Assume that $n$ is sufficiently large. Since $$ \sum\limits_{j = 1}^n {\frac{{j^k }}{{(j - 1)!}}} = \sum\limits_{j = 0}^{n - 1} {\frac{{(j + 1)^k }}{{j!}}} , $$ the problem reduces to approximating $\sum\nolimits_{j = 0}^{n - 1} {\frac{{j^m }}{{j!}}} $, for $0 \leq m \leq k$. Now, $e^{ - 1} \sum\nolimits_{j = 0}^\infty {\frac{{j^m }}{{j!}}} $ is the $m$-th moment of the Poisson distribution with mean $1$. For the latter, see, for example, this.
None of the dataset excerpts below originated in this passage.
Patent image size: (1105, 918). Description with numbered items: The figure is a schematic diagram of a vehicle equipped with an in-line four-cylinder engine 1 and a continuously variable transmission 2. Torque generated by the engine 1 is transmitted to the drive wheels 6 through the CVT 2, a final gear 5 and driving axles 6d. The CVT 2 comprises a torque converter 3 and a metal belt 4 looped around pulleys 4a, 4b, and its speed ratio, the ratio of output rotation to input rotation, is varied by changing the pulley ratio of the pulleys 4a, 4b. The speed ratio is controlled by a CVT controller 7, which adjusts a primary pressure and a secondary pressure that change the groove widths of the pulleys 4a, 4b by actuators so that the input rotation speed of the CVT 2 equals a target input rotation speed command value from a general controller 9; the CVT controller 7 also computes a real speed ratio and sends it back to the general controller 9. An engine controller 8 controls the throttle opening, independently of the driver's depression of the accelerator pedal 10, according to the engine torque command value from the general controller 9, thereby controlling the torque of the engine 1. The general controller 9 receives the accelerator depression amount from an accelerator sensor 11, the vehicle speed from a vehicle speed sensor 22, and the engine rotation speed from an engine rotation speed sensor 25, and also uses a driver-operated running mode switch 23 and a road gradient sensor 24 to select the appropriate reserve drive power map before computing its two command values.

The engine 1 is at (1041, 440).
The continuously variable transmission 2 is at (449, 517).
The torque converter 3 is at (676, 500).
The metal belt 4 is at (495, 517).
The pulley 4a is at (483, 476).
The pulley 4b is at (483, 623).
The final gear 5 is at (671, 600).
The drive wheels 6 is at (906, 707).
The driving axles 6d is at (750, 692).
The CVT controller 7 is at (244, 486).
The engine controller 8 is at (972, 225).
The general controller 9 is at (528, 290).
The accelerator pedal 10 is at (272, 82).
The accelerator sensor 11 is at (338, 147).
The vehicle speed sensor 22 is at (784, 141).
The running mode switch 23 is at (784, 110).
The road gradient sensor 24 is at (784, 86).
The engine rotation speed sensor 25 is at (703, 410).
EDIT: Specifically, the approximation (with the right-hand side being an upper bound) is $$ \sum\limits_{j = 1}^n {\frac{{j^k }}{{(j - 1)!}}} \approx e\sum\limits_{m = 0}^k {{k \choose m}B_m }, $$ where $B_m$ is the $m$-th Bell number (a list is given here). Numerical results indicate that this approximation is very accurate, even for moderate values of $n$. For example, the absolute error for $n=15$, $k=3$ is $\approx 3.4 \times 10^{-9}$; for $n=20$, $k=5$ is $\approx 1.8 \times 10^{-12}$; for $n=20$, $k=7$ is $\approx 7.9 \times 10^{-10}$; for $n=23$, $k=9$ is $\approx 5.8 \times 10^{-11}$.
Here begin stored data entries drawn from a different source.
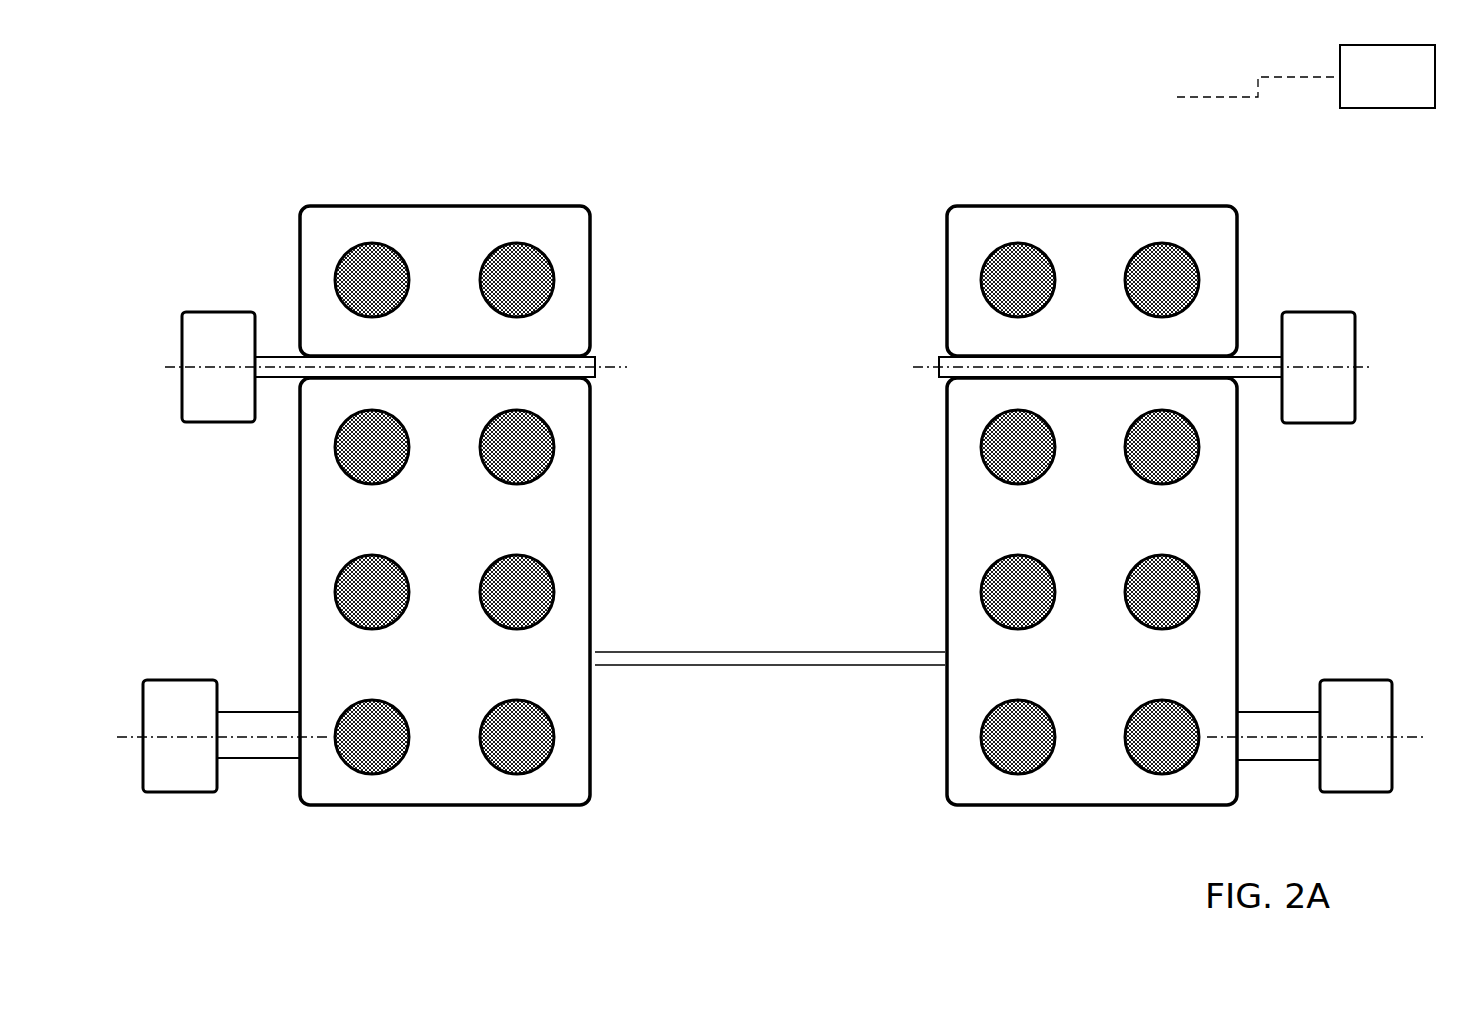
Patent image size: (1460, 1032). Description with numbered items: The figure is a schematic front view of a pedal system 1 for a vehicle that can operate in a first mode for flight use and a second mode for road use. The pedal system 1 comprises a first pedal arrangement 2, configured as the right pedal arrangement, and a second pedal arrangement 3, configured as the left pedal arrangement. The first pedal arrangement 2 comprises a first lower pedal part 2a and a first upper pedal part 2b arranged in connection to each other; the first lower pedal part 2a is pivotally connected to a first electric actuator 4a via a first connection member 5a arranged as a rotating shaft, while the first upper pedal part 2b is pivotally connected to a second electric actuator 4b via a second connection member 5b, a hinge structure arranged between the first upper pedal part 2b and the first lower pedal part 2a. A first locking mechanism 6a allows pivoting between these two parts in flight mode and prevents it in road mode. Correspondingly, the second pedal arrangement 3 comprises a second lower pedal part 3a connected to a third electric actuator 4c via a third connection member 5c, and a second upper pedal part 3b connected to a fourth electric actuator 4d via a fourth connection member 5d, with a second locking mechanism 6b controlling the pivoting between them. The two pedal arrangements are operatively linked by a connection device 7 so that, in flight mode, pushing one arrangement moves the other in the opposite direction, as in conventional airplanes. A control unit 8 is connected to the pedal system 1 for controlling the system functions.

The pedal system 1 is at (974, 110).
The first pedal arrangement 2 is at (1275, 193).
The first lower pedal part 2a is at (977, 702).
The first upper pedal part 2b is at (963, 245).
The second pedal arrangement 3 is at (251, 198).
The second lower pedal part 3a is at (570, 703).
The second upper pedal part 3b is at (577, 245).
The first electric actuator 4a is at (1378, 715).
The second electric actuator 4b is at (1325, 345).
The third electric actuator 4c is at (157, 715).
The fourth electric actuator 4d is at (198, 330).
The first connection member 5a is at (1263, 722).
The second connection member 5b is at (940, 357).
The third connection member 5c is at (275, 722).
The fourth connection member 5d is at (597, 357).
The first locking mechanism 6a is at (896, 365).
The second locking mechanism 6b is at (645, 361).
The connection device 7 is at (778, 660).
The control unit 8 is at (1380, 97).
EDIT: If only the relative error is concerned, then the approximation is quite accurate even for relatively small $n$ values (of course, depending on $k$). For example, for $n=8$, $k=4$: $\approx 141.156$ compared to $\approx 141.351$; for $n=9$, $k=5$: $\approx 551.484$ compared to $\approx 551.811$; for $n=10$, $k=6$: $\approx 2383.359$ compared to $\approx 2383.933$.
EDIT: As Mike Spivey observed, using the identity $$ \sum\limits_{m = 0}^k {{k \choose m}B_m } = B_{k + 1}, $$ the above approximation can be simplified greatly to $$ \sum\limits_{j = 1}^n {\frac{{j^k }}{{(j - 1)!}}} \approx e B_{k+1}. $$
There might be something in Hall and Knight, Higher Algebra. On page 333, they have the formula, $\sum_1^{n+2}{j^2+j-1\over(j+2)!}={1\over2}-{1\over(n+2)(n!)}$.
The infinite sum is a multiple of $e\ $ and a Bell number. So find the discrepancy (which will be very small), maybe on order of $e^{-2n}$).